Denton was in the middle of wiping the snow off of his glasses and hadn’t seen the little man come up to him. Frail and silver haired, he seemed as ancient as the colonial era church next door. His bearing and the prominent gold cross around his neck suggested he worked there. He wasn’t dressed like a priest. More likely, he was a faithful member of the congregation, volunteering his time.
“I’m hungry.” The words that spilled out surprised him. He hadn’t consciously spoken them. It was as if the starving beast clawing around his stomach had climbed up and spit them out of his mouth. He hated the pathetic sound they made and the humiliation of standing there asking for food. He should have stopped off for something at a drive-thru. But there was some reason for coming in here. Even though at that moment, the only reason seemed to be to confirm to himself and the world that he had lost his last shred of dignity.
“That’s good, because we’re out of beds for the night. The storm filled us up fast. You can go see Sheila for a bowl.” He pointed over to the old woman. His other hand hovered next to Denton’s elbow, as though he wished to guide him over but didn’t want to touch him. “Better be quick. We shut down at 11:00.”
At the counter, he got a tray and a bowl. The women put down her dog-eared paperback and ladled him some mystery soup. She then carefully lifted a chunk of stale bread out of a plastic sack with a pair of tongs and dropped it onto the gray plastic tray, before going back to her book.
He looked around at his seating options with distaste. None of the decrepit plywood tables looked appealing. The closest chair was across from the cleanest of the men, and seemed as good as any, and better than some.
At the noise of Denton’s settling in, the man looked up. His eyes
grew wide as he took in the sight of his new table companion. His nose wrinkled and he frowned. Without a word, he got up and moved down to the other end.
A cackle erupted behind Denton. One of the card players was laughing. The man had a scraggly gray beard and a red wool cap upon his head. Denton wasn’t sure whether he was laughing at him, or at the other man, or simply at the situation. But there was something in the timing that made it undeniable that it was directed at what had just transpired.
Denton looked down at himself and realized he was filthy. Dirt and dried grass from the fight still covered his coat. The stench of vomit clung to his pant leg where the putrid contents of the hospital bucket had spilled. Just under that pungent odor was the wafting perfume of the whiskey he had coughed up on his clothes.
No wonder no one raised an eyebrow when I came in.

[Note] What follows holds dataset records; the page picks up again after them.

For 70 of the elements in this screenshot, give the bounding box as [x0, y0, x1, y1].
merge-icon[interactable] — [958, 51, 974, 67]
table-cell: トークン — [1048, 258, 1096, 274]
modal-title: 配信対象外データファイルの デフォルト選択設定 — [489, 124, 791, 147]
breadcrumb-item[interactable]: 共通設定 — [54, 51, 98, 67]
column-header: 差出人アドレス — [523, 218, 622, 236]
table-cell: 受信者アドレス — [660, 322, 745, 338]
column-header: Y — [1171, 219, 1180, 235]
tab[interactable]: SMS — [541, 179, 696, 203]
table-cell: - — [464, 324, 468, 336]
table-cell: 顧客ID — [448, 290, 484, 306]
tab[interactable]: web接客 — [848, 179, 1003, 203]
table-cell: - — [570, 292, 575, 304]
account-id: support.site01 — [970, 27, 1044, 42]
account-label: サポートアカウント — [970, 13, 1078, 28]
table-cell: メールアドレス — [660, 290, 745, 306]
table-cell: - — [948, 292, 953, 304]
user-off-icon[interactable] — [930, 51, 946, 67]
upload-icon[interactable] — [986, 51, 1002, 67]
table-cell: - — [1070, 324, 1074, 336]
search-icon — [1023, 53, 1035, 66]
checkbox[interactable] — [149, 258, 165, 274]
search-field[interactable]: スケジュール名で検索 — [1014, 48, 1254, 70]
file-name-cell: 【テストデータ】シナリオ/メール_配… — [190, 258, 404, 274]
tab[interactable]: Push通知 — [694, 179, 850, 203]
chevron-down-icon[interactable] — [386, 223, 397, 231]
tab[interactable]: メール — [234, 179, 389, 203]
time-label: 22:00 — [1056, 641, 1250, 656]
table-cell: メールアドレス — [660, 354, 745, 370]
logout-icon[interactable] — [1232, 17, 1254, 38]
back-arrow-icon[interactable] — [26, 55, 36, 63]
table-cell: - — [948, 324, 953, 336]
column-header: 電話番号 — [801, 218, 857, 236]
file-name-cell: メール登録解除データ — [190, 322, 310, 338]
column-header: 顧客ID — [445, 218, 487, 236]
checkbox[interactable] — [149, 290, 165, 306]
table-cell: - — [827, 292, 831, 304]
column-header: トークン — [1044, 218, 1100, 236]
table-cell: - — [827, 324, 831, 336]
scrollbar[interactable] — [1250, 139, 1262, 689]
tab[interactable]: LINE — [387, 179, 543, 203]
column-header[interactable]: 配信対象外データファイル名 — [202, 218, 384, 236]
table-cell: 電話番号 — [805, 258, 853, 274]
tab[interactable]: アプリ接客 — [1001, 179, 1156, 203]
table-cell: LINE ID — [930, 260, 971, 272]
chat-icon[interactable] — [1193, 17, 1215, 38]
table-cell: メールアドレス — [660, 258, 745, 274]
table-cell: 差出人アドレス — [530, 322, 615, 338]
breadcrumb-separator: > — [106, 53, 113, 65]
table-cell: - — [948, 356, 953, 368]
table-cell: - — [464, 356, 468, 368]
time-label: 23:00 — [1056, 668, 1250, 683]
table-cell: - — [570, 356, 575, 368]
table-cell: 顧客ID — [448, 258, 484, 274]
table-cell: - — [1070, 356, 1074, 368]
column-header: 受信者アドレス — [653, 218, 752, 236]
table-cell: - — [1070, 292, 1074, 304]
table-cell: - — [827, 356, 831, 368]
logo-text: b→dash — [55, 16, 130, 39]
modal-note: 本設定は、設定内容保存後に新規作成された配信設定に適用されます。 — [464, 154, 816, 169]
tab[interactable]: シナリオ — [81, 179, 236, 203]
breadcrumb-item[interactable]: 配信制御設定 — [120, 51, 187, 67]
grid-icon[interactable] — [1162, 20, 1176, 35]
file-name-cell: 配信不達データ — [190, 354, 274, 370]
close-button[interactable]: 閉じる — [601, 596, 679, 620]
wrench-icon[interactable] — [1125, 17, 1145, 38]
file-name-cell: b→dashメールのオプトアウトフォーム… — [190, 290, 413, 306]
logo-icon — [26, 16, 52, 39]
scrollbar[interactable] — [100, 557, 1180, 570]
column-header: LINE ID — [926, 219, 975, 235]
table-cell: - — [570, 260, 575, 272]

“Over here,” Red Cap said, still giggling. He waved Denton over toward his little group.
Denton turned back to the cloudy, somewhat orange soup and dug the spoon in. Yes, his humiliation was complete. The warmth of embarrassment spread across his face, all the way to the lobes of his ears. He sat there holding the utensil, as if he were trying to measure the depth of the bowl, determined to ignore them. They might think he was a vagrant like them, but that didn’t mean he had to join them. He would finish eating and leave.
Then, out of the fog drifted that strange, weak voice again: did you come in here for the soup?
The liquid in the bowl sat stagnant like something out of a Dickens story. No, he hadn’t stopped here for the food. And it wasn’t for a place to stay. There was only one other thing this sheltered offered, and that was the homeless of Bexhill.
There were five in this room and supposedly more in beds somewhere else. His eyes found a curtained off doorway hidden in shadow and he could vividly imagine a mass of snoring behind it. How were there so many homeless people in town? And this was just the men. There must be a woman’s shelter, too. Possibly there was even one for families somewhere.